The perpetrator of the "Sinjeong-dong serial killings" has been identified after 20 years. However, the person has already died and cannot be brought to court.
The Detective Mobile Unit of the Seoul Metropolitan Police Agency's Violent Crime Investigation Division said on the 21st that it had identified the suspect in the Sinjeong-dong serial killings as a person surnamed Jeong, who was in their 60s at the time of the crimes. The person was the manager of Y Building, where the crimes took place.
The location of Jeong's crimes was Y Building. On June 6, 2005, Jeong is accused of luring a woman, identified as A, who had visited Y Building in Sinjeong-dong and was about to go home, to the basement level 1 storage room under the pretense of guiding her to the exit, robbing her of valuables and sexually assaulting her, then strangling her to death. Jeong is also accused of loading the body into a personal sedan and abandoning it later that night in a parking lot near an elementary school in Yangcheon-gu.

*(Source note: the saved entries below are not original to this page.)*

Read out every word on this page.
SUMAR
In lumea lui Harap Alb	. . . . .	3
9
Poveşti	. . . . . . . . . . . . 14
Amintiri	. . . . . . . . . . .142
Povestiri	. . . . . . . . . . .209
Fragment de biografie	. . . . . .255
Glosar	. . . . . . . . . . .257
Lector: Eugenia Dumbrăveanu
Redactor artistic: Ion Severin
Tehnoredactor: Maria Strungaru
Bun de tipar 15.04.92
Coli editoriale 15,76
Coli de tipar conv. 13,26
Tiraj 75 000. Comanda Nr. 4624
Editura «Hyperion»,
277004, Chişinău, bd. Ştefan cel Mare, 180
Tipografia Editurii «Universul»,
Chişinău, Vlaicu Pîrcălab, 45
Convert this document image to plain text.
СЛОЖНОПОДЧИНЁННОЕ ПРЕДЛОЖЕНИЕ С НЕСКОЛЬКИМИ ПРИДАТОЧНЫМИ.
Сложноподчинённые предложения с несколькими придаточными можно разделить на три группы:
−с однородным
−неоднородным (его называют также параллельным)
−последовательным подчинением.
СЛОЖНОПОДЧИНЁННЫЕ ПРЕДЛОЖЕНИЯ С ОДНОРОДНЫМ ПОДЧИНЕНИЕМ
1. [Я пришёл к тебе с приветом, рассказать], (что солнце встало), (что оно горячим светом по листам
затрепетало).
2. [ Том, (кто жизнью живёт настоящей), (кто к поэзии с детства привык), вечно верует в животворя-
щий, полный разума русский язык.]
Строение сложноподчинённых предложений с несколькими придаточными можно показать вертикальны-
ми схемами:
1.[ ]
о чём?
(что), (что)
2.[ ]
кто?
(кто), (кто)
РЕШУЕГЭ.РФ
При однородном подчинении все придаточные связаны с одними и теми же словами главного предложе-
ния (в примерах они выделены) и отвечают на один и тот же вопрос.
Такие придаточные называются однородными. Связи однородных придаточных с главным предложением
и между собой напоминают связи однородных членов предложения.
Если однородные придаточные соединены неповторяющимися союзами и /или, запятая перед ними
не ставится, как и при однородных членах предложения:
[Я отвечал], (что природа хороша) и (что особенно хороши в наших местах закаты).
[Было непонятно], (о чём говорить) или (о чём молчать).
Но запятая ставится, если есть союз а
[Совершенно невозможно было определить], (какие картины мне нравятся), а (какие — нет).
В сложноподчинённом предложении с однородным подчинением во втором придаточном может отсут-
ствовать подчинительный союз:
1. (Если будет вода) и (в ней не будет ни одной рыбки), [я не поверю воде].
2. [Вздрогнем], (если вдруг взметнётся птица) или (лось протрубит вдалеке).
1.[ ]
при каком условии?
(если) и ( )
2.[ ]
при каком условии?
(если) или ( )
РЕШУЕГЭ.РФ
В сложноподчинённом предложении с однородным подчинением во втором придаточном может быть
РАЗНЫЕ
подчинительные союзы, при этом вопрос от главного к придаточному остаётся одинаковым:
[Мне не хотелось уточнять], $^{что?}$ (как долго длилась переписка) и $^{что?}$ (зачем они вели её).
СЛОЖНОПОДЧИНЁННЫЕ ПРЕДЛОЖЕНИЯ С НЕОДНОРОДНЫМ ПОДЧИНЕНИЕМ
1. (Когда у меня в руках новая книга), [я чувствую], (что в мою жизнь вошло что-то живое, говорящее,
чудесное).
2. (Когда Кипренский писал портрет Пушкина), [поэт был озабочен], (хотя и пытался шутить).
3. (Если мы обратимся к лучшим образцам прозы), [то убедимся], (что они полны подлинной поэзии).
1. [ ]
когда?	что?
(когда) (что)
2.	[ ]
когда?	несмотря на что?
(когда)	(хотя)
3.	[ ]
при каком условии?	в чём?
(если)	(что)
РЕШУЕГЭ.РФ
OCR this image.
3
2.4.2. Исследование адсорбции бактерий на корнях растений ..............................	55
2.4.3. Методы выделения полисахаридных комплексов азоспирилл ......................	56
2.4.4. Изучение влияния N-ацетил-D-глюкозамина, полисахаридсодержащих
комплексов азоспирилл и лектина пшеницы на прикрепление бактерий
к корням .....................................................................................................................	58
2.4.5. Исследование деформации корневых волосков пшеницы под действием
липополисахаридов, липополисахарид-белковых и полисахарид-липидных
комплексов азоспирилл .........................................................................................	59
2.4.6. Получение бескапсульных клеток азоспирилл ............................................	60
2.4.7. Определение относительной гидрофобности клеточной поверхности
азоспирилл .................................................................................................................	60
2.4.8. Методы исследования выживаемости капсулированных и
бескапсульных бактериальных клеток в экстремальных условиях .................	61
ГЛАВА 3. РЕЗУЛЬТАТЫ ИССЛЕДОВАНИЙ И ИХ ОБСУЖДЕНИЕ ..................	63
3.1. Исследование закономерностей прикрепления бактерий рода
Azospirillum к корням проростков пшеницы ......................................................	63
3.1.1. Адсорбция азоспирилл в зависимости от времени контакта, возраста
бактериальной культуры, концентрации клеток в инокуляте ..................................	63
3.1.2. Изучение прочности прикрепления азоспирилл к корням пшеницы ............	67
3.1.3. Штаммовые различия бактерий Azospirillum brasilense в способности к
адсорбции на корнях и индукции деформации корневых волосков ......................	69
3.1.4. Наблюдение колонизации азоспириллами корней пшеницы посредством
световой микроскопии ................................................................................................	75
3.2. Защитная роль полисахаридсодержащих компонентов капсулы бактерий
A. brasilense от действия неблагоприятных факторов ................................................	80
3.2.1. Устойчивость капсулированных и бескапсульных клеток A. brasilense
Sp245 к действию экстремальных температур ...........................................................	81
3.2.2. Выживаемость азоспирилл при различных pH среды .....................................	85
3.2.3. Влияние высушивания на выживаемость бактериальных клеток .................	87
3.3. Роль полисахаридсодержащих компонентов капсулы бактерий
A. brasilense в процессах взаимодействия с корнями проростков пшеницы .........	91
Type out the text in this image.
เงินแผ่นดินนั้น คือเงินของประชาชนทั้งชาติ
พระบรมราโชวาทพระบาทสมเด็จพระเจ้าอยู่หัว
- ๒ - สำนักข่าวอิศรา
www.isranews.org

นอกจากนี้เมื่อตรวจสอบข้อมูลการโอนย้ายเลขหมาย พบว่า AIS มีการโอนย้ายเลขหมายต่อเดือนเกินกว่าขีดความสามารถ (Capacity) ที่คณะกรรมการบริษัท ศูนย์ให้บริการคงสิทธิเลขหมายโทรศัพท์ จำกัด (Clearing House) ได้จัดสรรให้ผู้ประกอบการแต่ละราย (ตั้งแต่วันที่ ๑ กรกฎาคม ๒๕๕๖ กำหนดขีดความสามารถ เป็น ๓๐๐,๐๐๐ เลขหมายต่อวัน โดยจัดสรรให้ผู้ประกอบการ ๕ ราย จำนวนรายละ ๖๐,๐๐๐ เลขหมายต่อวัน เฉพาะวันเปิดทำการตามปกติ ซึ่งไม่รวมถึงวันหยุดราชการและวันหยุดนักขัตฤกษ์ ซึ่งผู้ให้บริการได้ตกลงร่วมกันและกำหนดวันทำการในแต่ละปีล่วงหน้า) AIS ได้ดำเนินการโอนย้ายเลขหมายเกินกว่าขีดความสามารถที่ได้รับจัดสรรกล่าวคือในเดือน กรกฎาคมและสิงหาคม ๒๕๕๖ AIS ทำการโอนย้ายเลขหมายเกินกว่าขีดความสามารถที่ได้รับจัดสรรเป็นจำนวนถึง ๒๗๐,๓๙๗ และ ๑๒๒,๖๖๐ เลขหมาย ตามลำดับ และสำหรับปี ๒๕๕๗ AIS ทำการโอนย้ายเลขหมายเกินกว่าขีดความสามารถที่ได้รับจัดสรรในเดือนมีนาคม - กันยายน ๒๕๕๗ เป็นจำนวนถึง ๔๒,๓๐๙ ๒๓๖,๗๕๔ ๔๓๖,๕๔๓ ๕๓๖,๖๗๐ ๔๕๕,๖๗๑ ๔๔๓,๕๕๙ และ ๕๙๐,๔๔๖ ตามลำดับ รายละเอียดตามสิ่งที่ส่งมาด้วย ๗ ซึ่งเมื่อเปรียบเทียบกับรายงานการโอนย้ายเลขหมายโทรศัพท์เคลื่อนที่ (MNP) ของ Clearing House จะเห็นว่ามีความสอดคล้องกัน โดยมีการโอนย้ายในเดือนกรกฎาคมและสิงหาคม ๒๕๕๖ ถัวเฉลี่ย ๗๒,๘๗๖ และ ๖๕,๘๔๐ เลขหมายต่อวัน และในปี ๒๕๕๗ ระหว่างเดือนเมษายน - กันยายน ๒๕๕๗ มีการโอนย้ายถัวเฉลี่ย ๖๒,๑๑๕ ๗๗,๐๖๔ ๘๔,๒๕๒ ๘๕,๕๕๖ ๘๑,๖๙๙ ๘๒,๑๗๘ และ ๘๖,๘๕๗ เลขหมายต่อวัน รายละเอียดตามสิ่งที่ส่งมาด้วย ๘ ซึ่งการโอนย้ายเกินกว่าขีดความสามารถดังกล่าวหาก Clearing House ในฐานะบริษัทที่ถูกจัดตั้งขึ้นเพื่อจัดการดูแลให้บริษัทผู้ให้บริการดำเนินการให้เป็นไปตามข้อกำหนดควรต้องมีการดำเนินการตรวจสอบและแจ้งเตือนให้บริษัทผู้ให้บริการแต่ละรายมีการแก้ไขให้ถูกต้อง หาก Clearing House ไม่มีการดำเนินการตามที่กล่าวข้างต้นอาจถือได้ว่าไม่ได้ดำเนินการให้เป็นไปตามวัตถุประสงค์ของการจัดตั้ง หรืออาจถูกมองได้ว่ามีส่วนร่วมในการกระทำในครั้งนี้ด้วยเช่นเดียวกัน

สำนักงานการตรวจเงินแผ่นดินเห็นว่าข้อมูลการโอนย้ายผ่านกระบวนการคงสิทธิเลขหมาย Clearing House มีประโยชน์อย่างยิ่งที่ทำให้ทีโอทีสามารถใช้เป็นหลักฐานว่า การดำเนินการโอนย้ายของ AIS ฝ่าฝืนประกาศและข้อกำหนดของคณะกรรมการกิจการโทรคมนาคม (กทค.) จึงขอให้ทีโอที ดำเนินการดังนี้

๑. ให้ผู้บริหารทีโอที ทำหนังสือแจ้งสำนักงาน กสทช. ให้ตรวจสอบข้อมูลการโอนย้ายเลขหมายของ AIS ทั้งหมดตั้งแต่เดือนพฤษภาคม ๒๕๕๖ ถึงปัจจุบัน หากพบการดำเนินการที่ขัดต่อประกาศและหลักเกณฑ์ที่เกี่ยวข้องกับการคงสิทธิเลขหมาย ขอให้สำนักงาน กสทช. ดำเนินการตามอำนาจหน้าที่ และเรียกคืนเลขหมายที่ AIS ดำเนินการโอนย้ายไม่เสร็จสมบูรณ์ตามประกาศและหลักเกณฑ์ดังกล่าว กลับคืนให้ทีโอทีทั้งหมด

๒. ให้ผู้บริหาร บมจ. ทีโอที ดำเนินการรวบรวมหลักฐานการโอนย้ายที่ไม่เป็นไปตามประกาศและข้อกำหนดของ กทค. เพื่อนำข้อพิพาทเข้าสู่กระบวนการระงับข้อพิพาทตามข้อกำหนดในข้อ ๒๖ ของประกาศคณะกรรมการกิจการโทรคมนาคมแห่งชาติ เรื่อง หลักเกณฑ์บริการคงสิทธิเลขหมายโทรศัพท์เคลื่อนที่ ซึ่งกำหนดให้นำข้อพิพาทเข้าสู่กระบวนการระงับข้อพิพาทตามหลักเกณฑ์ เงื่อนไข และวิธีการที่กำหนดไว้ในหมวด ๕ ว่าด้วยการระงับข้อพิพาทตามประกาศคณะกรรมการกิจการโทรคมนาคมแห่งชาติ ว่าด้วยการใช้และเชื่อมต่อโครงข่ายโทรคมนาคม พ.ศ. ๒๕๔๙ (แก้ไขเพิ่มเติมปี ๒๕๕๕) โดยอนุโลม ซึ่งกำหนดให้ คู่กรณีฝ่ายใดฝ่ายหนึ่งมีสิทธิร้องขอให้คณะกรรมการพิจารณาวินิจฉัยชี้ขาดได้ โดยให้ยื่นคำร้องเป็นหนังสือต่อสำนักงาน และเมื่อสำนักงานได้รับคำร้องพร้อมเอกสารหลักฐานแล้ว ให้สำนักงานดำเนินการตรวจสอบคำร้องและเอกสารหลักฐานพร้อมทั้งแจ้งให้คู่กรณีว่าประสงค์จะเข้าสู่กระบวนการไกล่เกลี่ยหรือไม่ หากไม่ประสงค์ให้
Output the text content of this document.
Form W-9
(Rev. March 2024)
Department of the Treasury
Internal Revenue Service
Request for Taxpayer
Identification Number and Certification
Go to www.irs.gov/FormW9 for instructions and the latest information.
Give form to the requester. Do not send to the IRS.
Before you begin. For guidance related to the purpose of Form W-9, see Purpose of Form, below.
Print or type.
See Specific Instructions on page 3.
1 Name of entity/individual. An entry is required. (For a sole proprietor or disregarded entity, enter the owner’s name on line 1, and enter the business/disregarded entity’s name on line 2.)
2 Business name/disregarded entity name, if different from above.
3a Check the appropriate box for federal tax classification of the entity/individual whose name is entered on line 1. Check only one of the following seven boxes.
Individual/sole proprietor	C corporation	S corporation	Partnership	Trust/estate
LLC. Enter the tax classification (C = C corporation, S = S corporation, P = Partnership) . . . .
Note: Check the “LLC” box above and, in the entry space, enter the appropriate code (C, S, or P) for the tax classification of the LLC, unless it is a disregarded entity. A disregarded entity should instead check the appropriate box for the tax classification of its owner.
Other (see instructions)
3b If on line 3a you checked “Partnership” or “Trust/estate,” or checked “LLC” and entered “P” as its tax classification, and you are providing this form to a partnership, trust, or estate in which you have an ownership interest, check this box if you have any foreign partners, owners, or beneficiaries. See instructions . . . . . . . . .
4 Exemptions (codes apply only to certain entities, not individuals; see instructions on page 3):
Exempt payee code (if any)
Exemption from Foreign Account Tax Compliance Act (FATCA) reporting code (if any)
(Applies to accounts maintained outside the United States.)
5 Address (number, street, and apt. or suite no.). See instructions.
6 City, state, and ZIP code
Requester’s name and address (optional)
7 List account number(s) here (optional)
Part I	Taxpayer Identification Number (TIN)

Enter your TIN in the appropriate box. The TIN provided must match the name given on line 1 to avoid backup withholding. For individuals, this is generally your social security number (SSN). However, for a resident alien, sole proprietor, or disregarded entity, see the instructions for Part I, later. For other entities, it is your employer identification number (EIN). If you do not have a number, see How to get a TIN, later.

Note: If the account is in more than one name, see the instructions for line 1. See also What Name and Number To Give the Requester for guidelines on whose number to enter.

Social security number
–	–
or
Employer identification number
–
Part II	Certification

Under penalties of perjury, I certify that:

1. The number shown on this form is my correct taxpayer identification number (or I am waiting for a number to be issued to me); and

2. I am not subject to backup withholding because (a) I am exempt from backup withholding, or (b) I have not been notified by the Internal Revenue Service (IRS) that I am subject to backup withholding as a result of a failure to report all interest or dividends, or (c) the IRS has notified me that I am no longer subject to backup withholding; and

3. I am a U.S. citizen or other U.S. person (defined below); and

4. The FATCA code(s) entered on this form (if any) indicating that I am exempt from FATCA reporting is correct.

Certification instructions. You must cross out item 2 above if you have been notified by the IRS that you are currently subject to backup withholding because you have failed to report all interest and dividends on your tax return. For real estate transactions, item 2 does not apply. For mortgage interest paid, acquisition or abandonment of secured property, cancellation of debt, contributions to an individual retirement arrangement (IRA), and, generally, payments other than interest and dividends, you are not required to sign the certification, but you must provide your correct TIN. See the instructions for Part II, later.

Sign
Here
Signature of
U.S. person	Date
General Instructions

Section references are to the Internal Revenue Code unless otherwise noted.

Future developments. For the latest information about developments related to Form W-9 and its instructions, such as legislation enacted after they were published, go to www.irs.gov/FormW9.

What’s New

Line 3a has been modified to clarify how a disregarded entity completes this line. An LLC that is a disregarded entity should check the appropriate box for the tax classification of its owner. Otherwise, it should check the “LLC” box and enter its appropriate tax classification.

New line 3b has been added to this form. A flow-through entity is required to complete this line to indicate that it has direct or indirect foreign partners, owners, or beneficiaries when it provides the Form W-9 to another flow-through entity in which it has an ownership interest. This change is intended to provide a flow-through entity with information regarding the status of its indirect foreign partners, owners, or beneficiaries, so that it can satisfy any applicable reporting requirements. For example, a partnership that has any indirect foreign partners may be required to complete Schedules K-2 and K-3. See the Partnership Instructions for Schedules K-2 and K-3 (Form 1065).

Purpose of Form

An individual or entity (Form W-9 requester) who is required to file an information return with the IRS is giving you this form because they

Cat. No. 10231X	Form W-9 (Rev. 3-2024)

Jeong is also accused of dragging a woman in her 40s, identified as B, to the basement storage room of the same building on Nov. 20 of the same year, sexually assaulting her, and then strangling her to death. The body was found at dawn the next day in a parking lot near a residential area in Sinjeong-dong.
In February 2006, Jeong attempted another sex crime using a similar method and was arrested in the act. Jeong served time until 2009. However, the two earlier serial killings could not be linked at the time due to limitations in DNA analysis technology.
With no leads, the case was reclassified as a cold case in 2013. Then in 2016, the cold case team of the Seoul Metropolitan Police Agency reopened the investigation. After reviewing tips and case records, police confirmed through National Forensic Service analysis that the killings of A and B were committed by the same person.
Investigators selected a total of 231,897 people, including residents and related persons around the scenes, as subjects of inquiry and compared the DNA of 1,514 among them, but found no matches. They even conducted international joint investigations, comparing with Chinese national databases and others, but could not find the perpetrator.
Police expanded the pool to include deceased individuals. While analyzing 56 people with possible connections to the case, they found a specimen from Jeong that had been stored at a hospital. According to National Forensic Service analysis, Jeong's DNA matched the DNA recovered from evidence in both cases. Jeong was reported to have died of cancer in July 2015.
Because Jeong has already died, the case is expected to be closed without referral on the grounds of no right to institute public action. A police official said, "With the resolve to 'track a murderer to the afterlife,' we will get to the bottom of long-term cold cases regardless of whether the perpetrator is alive or dead."
By identifying Jeong as the suspect, police also clarified that the case is unrelated to the "Bizarre Rabbit case," which had been mistaken as the work of the same offender. The Bizarre Rabbit case was named after a woman in May 2006 said she had been dragged into a semi-basement studio in Sinjeong-dong, escaped narrowly, and saw a Bizarre Rabbit sticker posted inside the building.
Based on the commonality that victims were kidnapped and assaulted around the same time and area, a broadcaster raised the possibility of the same offender, and suspicion spread. However, police concluded there was no connection because Jeong was already incarcerated when the Bizarre Rabbit case occurred.